The Franco-German Youth Office was established in 1963 as part of the Élysée Treaty of friendship between France and Germany. Student exchanges played a vital role in dissolving hostility between these former enemy states and the office is still operating today. More than eight million people have participated in around 300,000 of its exchange programmes.

Now it will bring the knowledge and experience it has gained to the Balkans, serving as the official moderator of the RYCO, providing technical assistance, funding and overall monitoring of its implementation and performance.

Political complications

While there is a lot of momentum and positive support for the new office, those involved are staying realistic about the current social and political situations in the Balkans. Two of the six participating countries, Serbia and Bosnia and Herzegovina, do not recognise Kosovo as an independent state.

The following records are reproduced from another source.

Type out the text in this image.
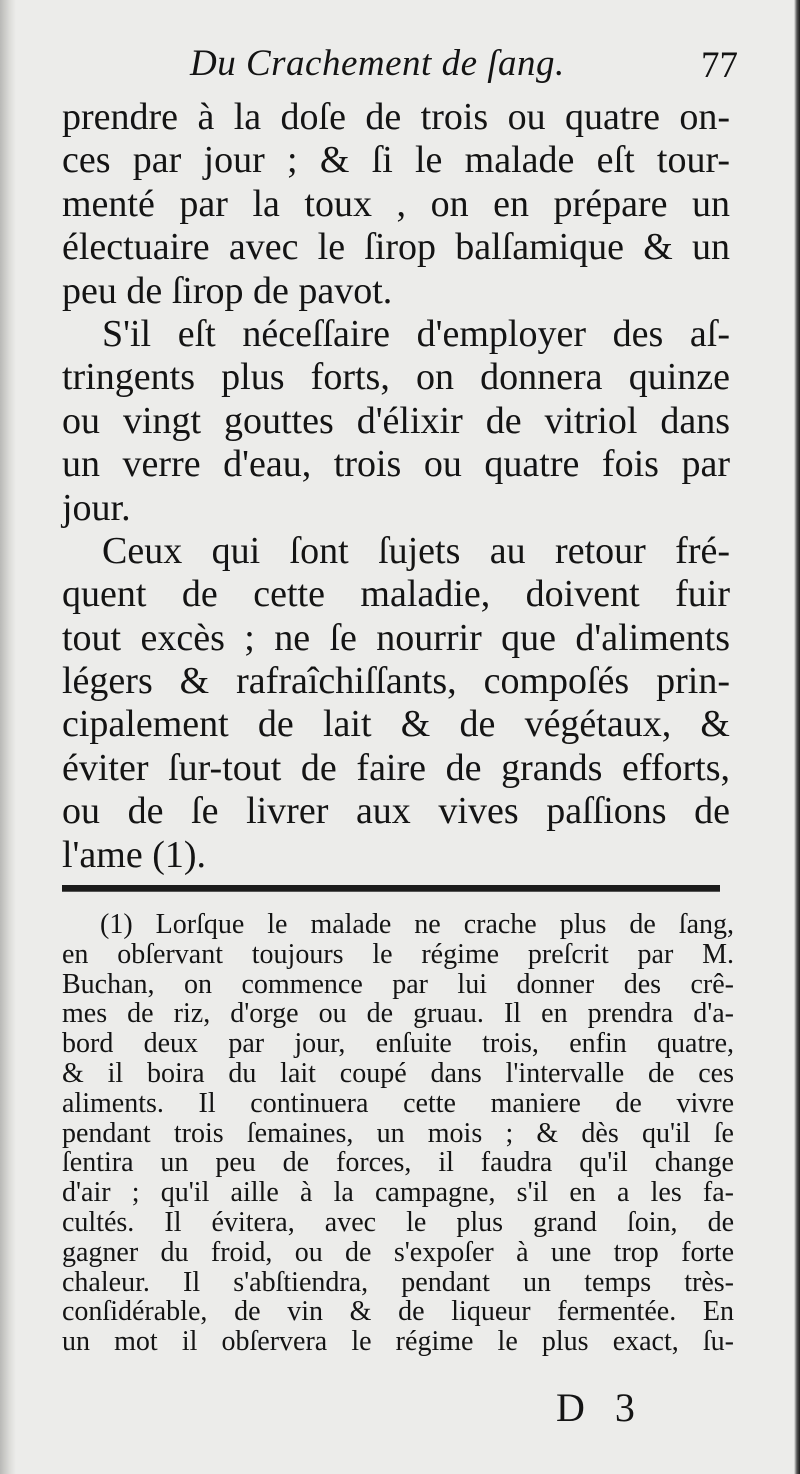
Du Crachement de ſang.	77
prendre à la doſe de trois ou quatre on-
ces par jour ; & ſi le malade eſt tour-
menté par la toux , on en prépare un
électuaire avec le ſirop balſamique & un
peu de ſirop de pavot.
S'il eſt néceſſaire d'employer des aſ-
tringents plus forts, on donnera quinze
ou vingt gouttes d'élixir de vitriol dans
un verre d'eau, trois ou quatre fois par
jour.
Ceux qui ſont ſujets au retour fré-
quent de cette maladie, doivent fuir
tout excès ; ne ſe nourrir que d'aliments
légers & rafraîchiſſants, compoſés prin-
cipalement de lait & de végétaux, &
éviter ſur-tout de faire de grands efforts,
ou de ſe livrer aux vives paſſions de
l'ame (1).
(1) Lorſque le malade ne crache plus de ſang,
en obſervant toujours le régime preſcrit par M.
Buchan, on commence par lui donner des crê-
mes de riz, d'orge ou de gruau. Il en prendra d'a-
bord deux par jour, enſuite trois, enfin quatre,
& il boira du lait coupé dans l'intervalle de ces
aliments. Il continuera cette maniere de vivre
pendant trois ſemaines, un mois ; & dès qu'il ſe
ſentira un peu de forces, il faudra qu'il change
d'air ; qu'il aille à la campagne, s'il en a les fa-
cultés. Il évitera, avec le plus grand ſoin, de
gagner du froid, ou de s'expoſer à une trop forte
chaleur. Il s'abſtiendra, pendant un temps très-
conſidérable, de vin & de liqueur fermentée. En
un mot il obſervera le régime le plus exact, ſu-
D 3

The written agreement to establish RYCO is carefully worded as a joint declaration between “the Prime Ministers of the Western Balkans participants”, avoiding any word that would affirm or deny Kosovo’s claim to statehood.

The most immediate issue this presents concerns travel in the region.

“Bosnia and Herzegovina does not recognise Kosovo as a state, and visa procedures are very complicated and expensive,” explained Rasim Ibrahimagic, a civil society activist from Bosnia and Herzegovina.

Two noticeable absences in the RYCO are Slovenia and Croatia.

Though both ex-Yugoslav states are already in the European Union, there is still a considerable amount of reconciliation left unfinished, especially in Croatia.

Morana Starcevic, the executive director of the YIHR in Croatia, said it was important that Croatia becomes part of the RYCO.

“Research from the Institute for Social Research in Croatia had shown that the youth has a huge social distance towards particular ethnic groups such as Serbs, Roma and Albanians, which is very problematic,” Starcevic said.

A group of 20 Croatian civil society organisations have formed the Coalition for Croatia’s Participation in RYCO in order to lobby the Zagreb government.

“By supporting this initiative, Croatia would follow the best European examples of dealing with the bitterness of the past and looking forward to a better future that is built on regional cooperation,” Starcevic said.

At its heart, the RYCO is about establishing friendships and restoring the freedoms that war took away.

“It’s really cool when you can go to each of the capitals and still feel at home,” Bojovic said.

“We do listen to the same music, we eat the same food, we drink the same beer. We are basically the same and, even more importantly, we do understand each other without any translation.”

Mitic agreed: “I believe that everyone should be able to live the lives that we are living; having friends everywhere, being able to go for a weekend, have fun, come back,” she said.

“All young people in the region deserve that kind of life. Because it’s a good life.”